Google 'Evangelist'
New Google 'Evangelist' to Spread Applications
SAN FRANCISCO, Sept. 8 - With a billion users and counting, the Internet hardly seems to need an evangelist.
Yet "chief Internet evangelist" is precisely the title chosen by Vinton G. Cerf for his new job at Google.
Google announced on Thursday that Dr. Cerf would be leaving MCI, where he is senior vice president for technology strategy, to be one of a dozen or so vice presidents working closely with Eric E. Schmidt, Google's chief executive, as the company continues to move beyond its roots as an Internet search engine.
Dr. Cerf, 62, is best known for the early work he did on the Internet, and its precursor, the Arpanet. Together with Robert Kahn, a fellow computer scientist, Dr. Cerf in 1973 sketched out a set method, or protocol, for allowing different, isolated computer networks to talk to one another. The protocol, which paved the way for today's Internet, is called Transmission Control Protocol/Internet Protocol, or TCP/IP.

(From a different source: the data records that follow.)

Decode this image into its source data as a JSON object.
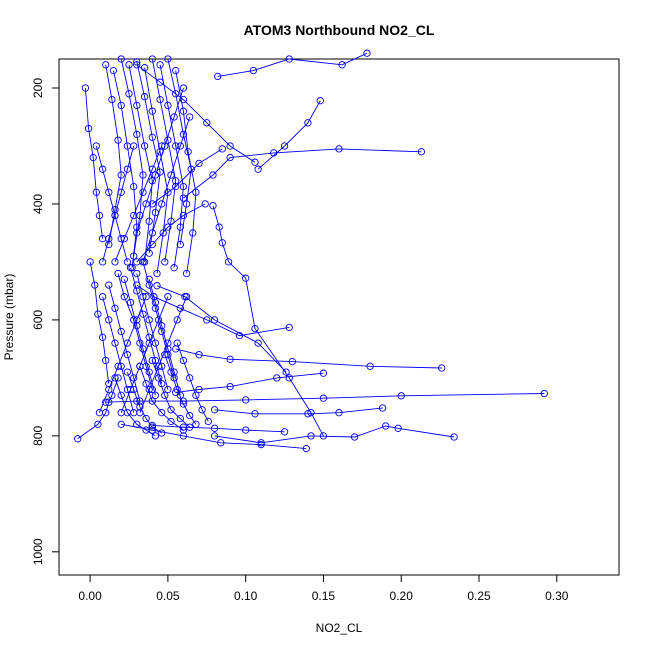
{
  "chart_data": {
    "type": "line",
    "title": "ATOM3 Northbound NO2_CL",
    "xlabel": "NO2_CL",
    "ylabel": "Pressure (mbar)",
    "xlim": [
      -0.02,
      0.34
    ],
    "ylim": [
      1040,
      150
    ],
    "y_reversed": true,
    "x_ticks": [
      "0.00",
      "0.05",
      "0.10",
      "0.15",
      "0.20",
      "0.25",
      "0.30"
    ],
    "x_tick_values": [
      0.0,
      0.05,
      0.1,
      0.15,
      0.2,
      0.25,
      0.3
    ],
    "y_ticks": [
      "200",
      "400",
      "600",
      "800",
      "1000"
    ],
    "y_tick_values": [
      200,
      400,
      600,
      800,
      1000
    ],
    "series_color": "#0000ff",
    "grid": false,
    "legend": "none",
    "series": [
      {
        "x": [
          0.082,
          0.105,
          0.128,
          0.162,
          0.178
        ],
        "y": [
          180,
          170,
          150,
          160,
          140
        ]
      },
      {
        "x": [
          0.148,
          0.14,
          0.125,
          0.108
        ],
        "y": [
          222,
          260,
          300,
          340
        ]
      },
      {
        "x": [
          0.213,
          0.16,
          0.118,
          0.09,
          0.079,
          0.06
        ],
        "y": [
          310,
          305,
          312,
          320,
          350,
          390
        ]
      },
      {
        "x": [
          0.106,
          0.09,
          0.075,
          0.06,
          0.045,
          0.03
        ],
        "y": [
          328,
          300,
          260,
          220,
          190,
          160
        ]
      },
      {
        "x": [
          0.079,
          0.083,
          0.085,
          0.089,
          0.1,
          0.106,
          0.128,
          0.142,
          0.15
        ],
        "y": [
          403,
          440,
          467,
          500,
          528,
          615,
          700,
          760,
          800
        ]
      },
      {
        "x": [
          0.085,
          0.07,
          0.055,
          0.04
        ],
        "y": [
          305,
          330,
          370,
          400
        ]
      },
      {
        "x": [
          0.074,
          0.06,
          0.05,
          0.04,
          0.03
        ],
        "y": [
          400,
          420,
          440,
          470,
          500
        ]
      },
      {
        "x": [
          0.128,
          0.096,
          0.075,
          0.058,
          0.041,
          0.03
        ],
        "y": [
          613,
          627,
          600,
          580,
          560,
          540
        ]
      },
      {
        "x": [
          0.226,
          0.18,
          0.13,
          0.09,
          0.07,
          0.055
        ],
        "y": [
          683,
          680,
          672,
          668,
          660,
          650
        ]
      },
      {
        "x": [
          0.15,
          0.12,
          0.09,
          0.07,
          0.055
        ],
        "y": [
          692,
          700,
          715,
          720,
          725
        ]
      },
      {
        "x": [
          0.292,
          0.2,
          0.15,
          0.1,
          0.06,
          0.03,
          0.01
        ],
        "y": [
          727,
          731,
          735,
          738,
          740,
          740,
          742
        ]
      },
      {
        "x": [
          0.188,
          0.16,
          0.14,
          0.106,
          0.08
        ],
        "y": [
          752,
          760,
          762,
          762,
          755
        ]
      },
      {
        "x": [
          0.234,
          0.198,
          0.19,
          0.17,
          0.142,
          0.11,
          0.08
        ],
        "y": [
          802,
          787,
          783,
          802,
          800,
          812,
          800
        ]
      },
      {
        "x": [
          0.139,
          0.11,
          0.084,
          0.06,
          0.04,
          0.02
        ],
        "y": [
          822,
          815,
          812,
          800,
          790,
          780
        ]
      },
      {
        "x": [
          0.125,
          0.1,
          0.08,
          0.06,
          0.04
        ],
        "y": [
          793,
          790,
          787,
          785,
          782
        ]
      },
      {
        "x": [
          0.043,
          0.061,
          0.08,
          0.108,
          0.126
        ],
        "y": [
          541,
          560,
          600,
          640,
          690
        ]
      },
      {
        "x": [
          -0.008,
          0.005,
          0.01,
          0.012,
          0.014,
          0.018
        ],
        "y": [
          805,
          780,
          760,
          742,
          730,
          700
        ]
      },
      {
        "x": [
          -0.003,
          -0.001,
          0.002,
          0.004,
          0.006,
          0.008
        ],
        "y": [
          200,
          270,
          320,
          380,
          420,
          460
        ]
      },
      {
        "x": [
          0.0,
          0.003,
          0.005,
          0.008,
          0.01,
          0.012
        ],
        "y": [
          500,
          540,
          590,
          630,
          670,
          710
        ]
      },
      {
        "x": [
          0.01,
          0.014,
          0.018,
          0.02,
          0.016,
          0.012
        ],
        "y": [
          160,
          220,
          290,
          350,
          410,
          470
        ]
      },
      {
        "x": [
          0.015,
          0.02,
          0.024,
          0.028,
          0.03,
          0.027
        ],
        "y": [
          170,
          230,
          300,
          370,
          440,
          510
        ]
      },
      {
        "x": [
          0.02,
          0.025,
          0.03,
          0.034,
          0.032,
          0.028
        ],
        "y": [
          150,
          210,
          280,
          350,
          420,
          490
        ]
      },
      {
        "x": [
          0.025,
          0.03,
          0.035,
          0.04,
          0.038,
          0.035
        ],
        "y": [
          160,
          230,
          300,
          360,
          430,
          500
        ]
      },
      {
        "x": [
          0.03,
          0.035,
          0.04,
          0.045,
          0.042,
          0.038
        ],
        "y": [
          155,
          215,
          285,
          345,
          415,
          485
        ]
      },
      {
        "x": [
          0.035,
          0.04,
          0.045,
          0.05,
          0.047,
          0.043
        ],
        "y": [
          165,
          240,
          310,
          380,
          450,
          520
        ]
      },
      {
        "x": [
          0.04,
          0.045,
          0.05,
          0.055,
          0.052,
          0.048
        ],
        "y": [
          150,
          220,
          290,
          360,
          430,
          500
        ]
      },
      {
        "x": [
          0.045,
          0.05,
          0.055,
          0.06,
          0.058,
          0.054
        ],
        "y": [
          160,
          230,
          300,
          370,
          440,
          510
        ]
      },
      {
        "x": [
          0.05,
          0.055,
          0.06,
          0.065,
          0.062,
          0.058
        ],
        "y": [
          150,
          210,
          280,
          340,
          400,
          470
        ]
      },
      {
        "x": [
          0.055,
          0.06,
          0.063,
          0.068,
          0.066,
          0.062
        ],
        "y": [
          170,
          240,
          310,
          380,
          450,
          520
        ]
      },
      {
        "x": [
          0.018,
          0.022,
          0.028,
          0.032,
          0.036,
          0.04
        ],
        "y": [
          520,
          560,
          600,
          640,
          680,
          720
        ]
      },
      {
        "x": [
          0.022,
          0.026,
          0.03,
          0.034,
          0.038,
          0.042
        ],
        "y": [
          530,
          570,
          610,
          650,
          690,
          730
        ]
      },
      {
        "x": [
          0.026,
          0.03,
          0.034,
          0.038,
          0.042,
          0.046
        ],
        "y": [
          510,
          550,
          590,
          630,
          670,
          710
        ]
      },
      {
        "x": [
          0.03,
          0.034,
          0.038,
          0.042,
          0.046,
          0.05
        ],
        "y": [
          520,
          560,
          600,
          640,
          680,
          720
        ]
      },
      {
        "x": [
          0.034,
          0.038,
          0.042,
          0.046,
          0.05,
          0.054
        ],
        "y": [
          500,
          540,
          580,
          620,
          660,
          700
        ]
      },
      {
        "x": [
          0.038,
          0.042,
          0.046,
          0.05,
          0.054,
          0.058
        ],
        "y": [
          530,
          570,
          610,
          650,
          690,
          730
        ]
      },
      {
        "x": [
          0.012,
          0.016,
          0.02,
          0.024,
          0.028,
          0.032
        ],
        "y": [
          540,
          580,
          620,
          660,
          700,
          740
        ]
      },
      {
        "x": [
          0.008,
          0.012,
          0.016,
          0.02,
          0.024,
          0.028
        ],
        "y": [
          560,
          600,
          640,
          680,
          720,
          760
        ]
      },
      {
        "x": [
          0.016,
          0.02,
          0.024,
          0.03,
          0.036,
          0.042
        ],
        "y": [
          700,
          730,
          760,
          780,
          790,
          800
        ]
      },
      {
        "x": [
          0.024,
          0.028,
          0.032,
          0.036,
          0.04,
          0.046
        ],
        "y": [
          690,
          720,
          750,
          770,
          785,
          795
        ]
      },
      {
        "x": [
          0.032,
          0.036,
          0.04,
          0.046,
          0.052,
          0.06
        ],
        "y": [
          680,
          710,
          740,
          760,
          775,
          790
        ]
      },
      {
        "x": [
          0.04,
          0.044,
          0.048,
          0.052,
          0.058,
          0.064
        ],
        "y": [
          670,
          700,
          730,
          755,
          770,
          785
        ]
      },
      {
        "x": [
          0.048,
          0.052,
          0.056,
          0.06,
          0.064,
          0.068
        ],
        "y": [
          660,
          690,
          720,
          745,
          765,
          780
        ]
      },
      {
        "x": [
          0.056,
          0.06,
          0.064,
          0.068,
          0.072,
          0.076
        ],
        "y": [
          640,
          670,
          700,
          730,
          755,
          775
        ]
      },
      {
        "x": [
          0.004,
          0.008,
          0.012,
          0.016,
          0.02,
          0.024
        ],
        "y": [
          300,
          340,
          380,
          420,
          460,
          500
        ]
      },
      {
        "x": [
          0.028,
          0.024,
          0.02,
          0.016,
          0.012,
          0.008
        ],
        "y": [
          300,
          340,
          380,
          420,
          460,
          500
        ]
      },
      {
        "x": [
          0.046,
          0.04,
          0.034,
          0.028,
          0.022,
          0.016
        ],
        "y": [
          300,
          340,
          380,
          420,
          460,
          500
        ]
      },
      {
        "x": [
          0.06,
          0.054,
          0.048,
          0.042,
          0.036,
          0.03
        ],
        "y": [
          200,
          250,
          300,
          350,
          400,
          450
        ]
      },
      {
        "x": [
          0.064,
          0.058,
          0.052,
          0.046,
          0.04,
          0.034
        ],
        "y": [
          250,
          300,
          350,
          400,
          450,
          500
        ]
      },
      {
        "x": [
          0.036,
          0.03,
          0.024,
          0.018,
          0.012,
          0.006
        ],
        "y": [
          560,
          600,
          640,
          680,
          720,
          760
        ]
      },
      {
        "x": [
          0.05,
          0.044,
          0.038,
          0.032,
          0.026,
          0.02
        ],
        "y": [
          560,
          600,
          640,
          680,
          720,
          760
        ]
      },
      {
        "x": [
          0.062,
          0.056,
          0.05,
          0.044,
          0.038,
          0.032
        ],
        "y": [
          560,
          600,
          640,
          680,
          720,
          760
        ]
      }
    ]
  }
}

In addition to his computer networking expertise, Dr. Cerf is well known for his peacemaking skills in a technical community occasionally riven by technical differences.
"He sits in a room full of people who don't agree and he gets them to agree," said Mr. Schmidt.
Dr. Cerf spent 11 years at MCI, with an eight-year break to work with Dr. Kahn on Internet infrastructure issues at the Corporation for National Research Initiatives. While at MCI in the early 1980's, Dr. Cerf devised MCI Mail, an early e-mail program.
In an interview, Dr. Cerf said he welcomed the chance to work on computer applications again, as opposed to the work on network infrastructure - the Internet's basic plumbing - that has been his focus at MCI.
"I want to spend what years I have left working on the application side because that's where all the excitement is," he said.
Specifically, Dr. Cerf said, he is interested in speech-based interfaces and geographically indexed databases.
His hiring is the latest in a string a successful high-profile recruiting efforts on Google's part. Rob Pike, a high-level software engineer, was recruited from Bell Labs in November 2002. Louis Monier, who oversaw research and development at eBay, went to Google this summer. And Kai-Fu Lee, a former Microsoft vice president, joined Google in July, prompting Microsoft to file a lawsuit that is now in court.
Dr. Cerf, whose first official day at Google is Oct. 3, said it was too early to know exactly what he would be working on.
And even with the Internet's pervasiveness, Dr. Cerf said, a measure of evangelism is still in order.
"The Internet has a billion users, and we have 5.6 billion to go," Dr. Cerf said. "Each will come to the Internet in different ways, like wirelessly, and Google needs to be receptive and adaptive to those different circumstances."